Assignment 2: Exploratory Question Report

Assignment 2: Exploratory Question Report#

The second project assignment is to answer the Exploratory Questions laid out in your initial proposal. The report should be written to an imaginary but specified stakeholder (please state at the top of the report who you imagine your stakeholder to be).

It should answer at least three Exploratory Questions. Of the three Exploratory Questions you seek to answer, at least one must be answered through your own analysis (i.e., you must load data into Python/R and generate your answers). You may answer up to two by citing reputable sources (if someone else has already found the answer, why re-invent the wheel?!).

The report should be written according to the principles in this document (which will be familiar to those of you who took Practical Data Science).

Please start your document with a quick note on who you imagine as your stakeholder (a CEO, a public policy expert, etc.).

Finding Data#

To help you along your way, here’s a compilation of a huge number of public data sources. It’s far from exhaustive, but a good place to browse if you’re unsure how to answer one of your questions.

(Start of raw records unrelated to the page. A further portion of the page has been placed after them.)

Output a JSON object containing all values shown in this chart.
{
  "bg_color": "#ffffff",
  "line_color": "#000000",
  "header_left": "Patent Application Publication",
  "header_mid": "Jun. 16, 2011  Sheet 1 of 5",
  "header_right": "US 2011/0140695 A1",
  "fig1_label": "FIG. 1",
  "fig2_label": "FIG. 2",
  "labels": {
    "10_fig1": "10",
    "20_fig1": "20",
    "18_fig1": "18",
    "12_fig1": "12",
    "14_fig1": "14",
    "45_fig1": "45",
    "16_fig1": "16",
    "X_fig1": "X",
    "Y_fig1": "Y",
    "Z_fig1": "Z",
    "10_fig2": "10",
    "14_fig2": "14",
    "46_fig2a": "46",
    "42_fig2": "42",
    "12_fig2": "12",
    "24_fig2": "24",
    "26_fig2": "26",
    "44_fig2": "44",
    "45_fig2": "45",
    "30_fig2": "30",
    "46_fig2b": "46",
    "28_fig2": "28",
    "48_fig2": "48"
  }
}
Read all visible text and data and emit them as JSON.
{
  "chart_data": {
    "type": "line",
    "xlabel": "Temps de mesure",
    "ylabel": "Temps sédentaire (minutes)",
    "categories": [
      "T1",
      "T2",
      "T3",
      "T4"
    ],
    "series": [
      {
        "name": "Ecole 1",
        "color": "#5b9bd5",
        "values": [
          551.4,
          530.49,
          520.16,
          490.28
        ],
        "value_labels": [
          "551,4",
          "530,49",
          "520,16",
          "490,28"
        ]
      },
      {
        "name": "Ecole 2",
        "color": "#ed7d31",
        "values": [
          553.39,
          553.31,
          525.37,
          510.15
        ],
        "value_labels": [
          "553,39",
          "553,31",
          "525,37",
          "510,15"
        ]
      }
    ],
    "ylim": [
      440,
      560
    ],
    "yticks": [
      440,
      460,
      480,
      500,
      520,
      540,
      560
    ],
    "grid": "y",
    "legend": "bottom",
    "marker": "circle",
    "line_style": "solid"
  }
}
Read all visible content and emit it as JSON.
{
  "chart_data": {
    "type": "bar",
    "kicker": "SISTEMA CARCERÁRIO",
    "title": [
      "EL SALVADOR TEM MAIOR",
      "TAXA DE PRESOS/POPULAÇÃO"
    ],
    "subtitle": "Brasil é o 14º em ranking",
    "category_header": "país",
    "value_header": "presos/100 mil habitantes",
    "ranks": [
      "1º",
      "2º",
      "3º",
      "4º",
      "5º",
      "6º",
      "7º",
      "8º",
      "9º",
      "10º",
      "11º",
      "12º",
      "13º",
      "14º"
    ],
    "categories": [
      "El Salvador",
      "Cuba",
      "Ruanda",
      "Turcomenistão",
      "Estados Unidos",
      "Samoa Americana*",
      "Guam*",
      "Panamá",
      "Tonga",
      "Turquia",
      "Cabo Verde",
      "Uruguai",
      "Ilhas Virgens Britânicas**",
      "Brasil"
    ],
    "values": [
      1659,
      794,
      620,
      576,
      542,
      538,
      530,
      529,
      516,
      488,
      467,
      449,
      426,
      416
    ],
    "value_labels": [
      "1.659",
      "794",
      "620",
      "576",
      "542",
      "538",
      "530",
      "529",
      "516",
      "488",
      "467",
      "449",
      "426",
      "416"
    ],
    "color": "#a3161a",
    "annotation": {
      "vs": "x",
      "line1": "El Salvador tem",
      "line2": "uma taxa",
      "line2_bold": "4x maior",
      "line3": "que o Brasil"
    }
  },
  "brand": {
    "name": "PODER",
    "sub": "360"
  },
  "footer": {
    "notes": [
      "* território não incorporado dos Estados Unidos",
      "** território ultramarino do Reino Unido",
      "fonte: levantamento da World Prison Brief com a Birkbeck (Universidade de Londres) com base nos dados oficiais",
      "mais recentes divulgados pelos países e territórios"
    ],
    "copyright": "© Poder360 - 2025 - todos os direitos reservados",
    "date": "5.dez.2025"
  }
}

Still stuck? Let me know and we can brainstorm together.

Length#

I’m relatively flexible on length — I imagine most will be in the three to six-page range, including appendices and figures and provide additional information.

Structure#

My philosophy on document structure is that the way a document is organized should always be purely instrumental — that is, you should always organize your document in the way that best serves the goals of the document. As the goal of this report is to communicate what you have learned by answering your Exploratory Questions to your stakeholder, the way you organize your report should reflect that goal (again, review the Writing to Stakeholders reading for guidance on how best to accomplish that goal).

That means that your report will probably not have a structure that mirrors the “state a problem and three questions you plan to answer” structure of the last assignment you completed. That structure was chosen to help you organize your thoughts at the problem and question generation stage. But you’ve now answered those questions and (presumably!) learned a lot in the process, and given your goal has changed and what you know has changed, so too should the structure of your report.

Writing a Coherent Report#

A final suggestion: there are some tasks in data science and in life that can be easily parallelized, and others than cannot. Writing a good, coherent report, in my experience, is very hard to do in a fully parallelized manner.

The “problem and three questions” structure that you used for the last assignment naturally lends itself to a divide-and-conquer approach in which different people answer and write up different questions. And for the first draft of your report, that’s a reasonable strategy. But that approach also tends to create a very fragmented report without a clear message.

With that in mind, I would recommend that after pulling together a first draft of the various answers your team has collected, get together and discuss what you think is the take-away you want to communicate to your stakeholder. Then, with that in hand, move to a serial workflow in which one person takes a crack at editing the entire report. This person should feel unafraid to cut or move things around. Then let someone else read it and make edits. But since the report will be read from start to finish by one person, it makes a lot of sense that it be written (or at least edited) from start to finish by one person at a time.

Due Date#

Your Exploratory Question Report is due February 13th.